Small Wins
- Renee Damskey
- Sep 8, 2023
- 3 min read
I have such mixed emotions about celebrating any bit of positivity that occurs in this journey. Part of me feels like none of the "milestones" are worthy of being excited or hopeful about because it can all go south at a moments notice. There are so many steps that need to be met before I bring my baby home, so part of me is trying to protect itself. If I don't feel joy at good news, I don't have as far to fall when the bad news comes, right? I tried really hard to celebrate the small wins that occurred during my second stims cycle (stimulating ovaries to make eggs).

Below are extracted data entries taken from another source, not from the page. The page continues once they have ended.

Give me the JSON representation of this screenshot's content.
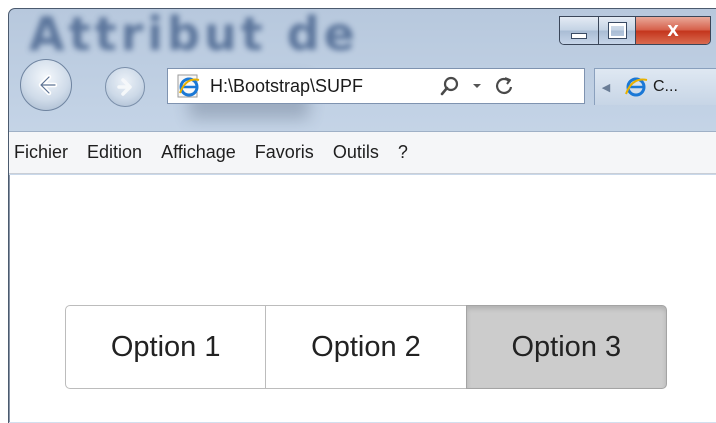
{
  "window": {
    "title_blurred": "Attribut de",
    "caption_close_label": "X"
  },
  "nav": {
    "address": "H:\\Bootstrap\\SUPF",
    "tab_label": "C..."
  },
  "menu": {
    "items": [
      "Fichier",
      "Edition",
      "Affichage",
      "Favoris",
      "Outils",
      "?"
    ]
  },
  "content": {
    "options": [
      "Option 1",
      "Option 2",
      "Option 3"
    ],
    "active_option": "Option 3"
  },
  "icons": {
    "back": "back-arrow-icon",
    "forward": "forward-arrow-icon",
    "page": "internet-explorer-icon",
    "search": "search-icon",
    "dropdown": "chevron-down-icon",
    "refresh": "refresh-icon",
    "tab_scroll": "tab-scroll-left-icon"
  },
  "colors": {
    "active_button": "#cccccc",
    "close_button": "#c4351c",
    "chrome": "#c9d8ea"
  }
}
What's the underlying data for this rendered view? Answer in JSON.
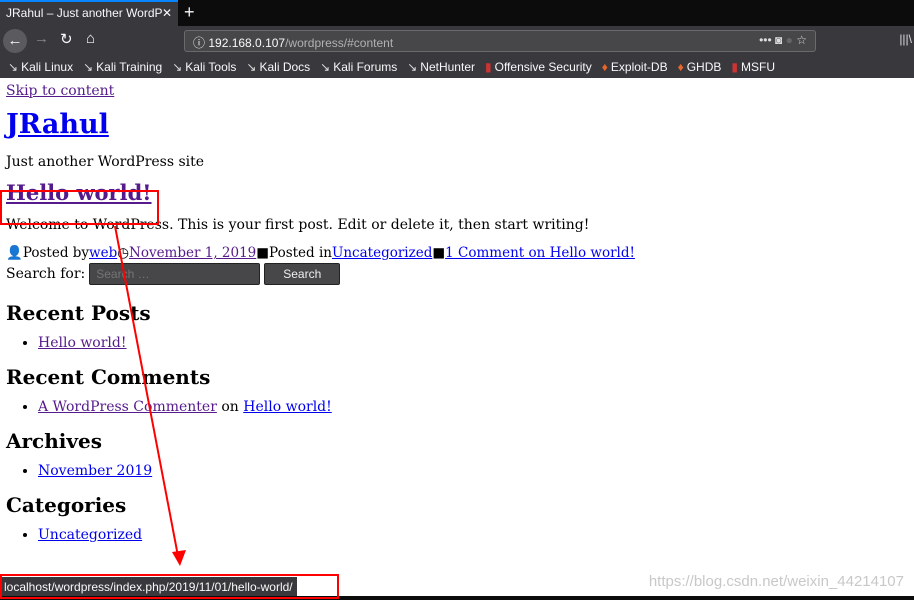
{
  "browser": {
    "tab_title": "JRahul – Just another WordP",
    "url_host": "192.168.0.107",
    "url_path": "/wordpress/#content",
    "bookmarks": [
      "Kali Linux",
      "Kali Training",
      "Kali Tools",
      "Kali Docs",
      "Kali Forums",
      "NetHunter",
      "Offensive Security",
      "Exploit-DB",
      "GHDB",
      "MSFU"
    ]
  },
  "page": {
    "skip": "Skip to content",
    "site_title": "JRahul",
    "tagline": "Just another WordPress site",
    "post": {
      "title": "Hello world!",
      "body": "Welcome to WordPress. This is your first post. Edit or delete it, then start writing!",
      "posted_by": "Posted by",
      "author": "web",
      "date": "November 1, 2019",
      "posted_in": "Posted in",
      "category": "Uncategorized",
      "comments": "1 Comment on Hello world!"
    },
    "search": {
      "label": "Search for:",
      "placeholder": "Search …",
      "button": "Search"
    },
    "widgets": {
      "recent_posts": "Recent Posts",
      "recent_post_item": "Hello world!",
      "recent_comments": "Recent Comments",
      "commenter": "A WordPress Commenter",
      "on": " on ",
      "comment_post": "Hello world!",
      "archives": "Archives",
      "archive_item": "November 2019",
      "categories": "Categories",
      "category_item": "Uncategorized"
    }
  },
  "status_url": "localhost/wordpress/index.php/2019/11/01/hello-world/",
  "watermark": "https://blog.csdn.net/weixin_44214107",
  "annotation_color": "#ff0000"
}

This cycle started off better than the first. While I had a few cysts again, there were not producing estrogen so I was cleared to start. With having only one follicle and one egg last time, my expectations were low. By the grace of God, my numbers were much better! The new mix of medications helped me grow 11 follicles! Some were suspected to be cysts and a couple were too small, but there were still more chances for success.
Of the 11 follicles, the doctor retrieved 6 eggs! My initial response was slight disappointment because I wanted more, but after some time passed, and perhaps the anesthesia wore off a bit more, I felt some hope. I tried to be happy and take the win. However the next day, the embryologist called and said only 2 eggs properly fertilized. That seemed like a huge drop! Last time we only had one embryo and it didn't survive. Now we had just one more than the previous time, so the odds of success seemed not a whole lot better. My husband, family, and friends were all happy. They said, "2 is better than 1!" I tried to receive and internalize that viewpoint. Part of me let it. That other part was still cautious.
The next few days were filled with a lot of anxiety and tears. My husband did what he could to make his positivity contagious and I did what I could to at least pretend that I felt somewhat positive too. On the 5th day after the retrieval, the nurse called with an update about our embryos. She shared that the two embryos reached the "blast" stage and have been biopsied and frozen. I immediately broke into tears. We were 2 for 2!!! I was not expecting that news at all. I ran to tell Michael and he panicked because all he saw was his wife sobbing. I had to give him a thumbs up amongst the tears to try to communicate to him the good news. Naturally, he made a snide comment about how "he told me so" and I was so happy that I resisted punching him.
This might not be the "final big win" of bringing our baby home, but it is a big step on our way there. We still need to wait about 2 weeks for the genetic results. After that, assuming at least one embryo will be genetically normal, we approach the whole transfer process and, hopefully, 8 to 9 months of pregnancy. Yes, there is a LONG way to go, but this small win at least gives us a chance at getting there.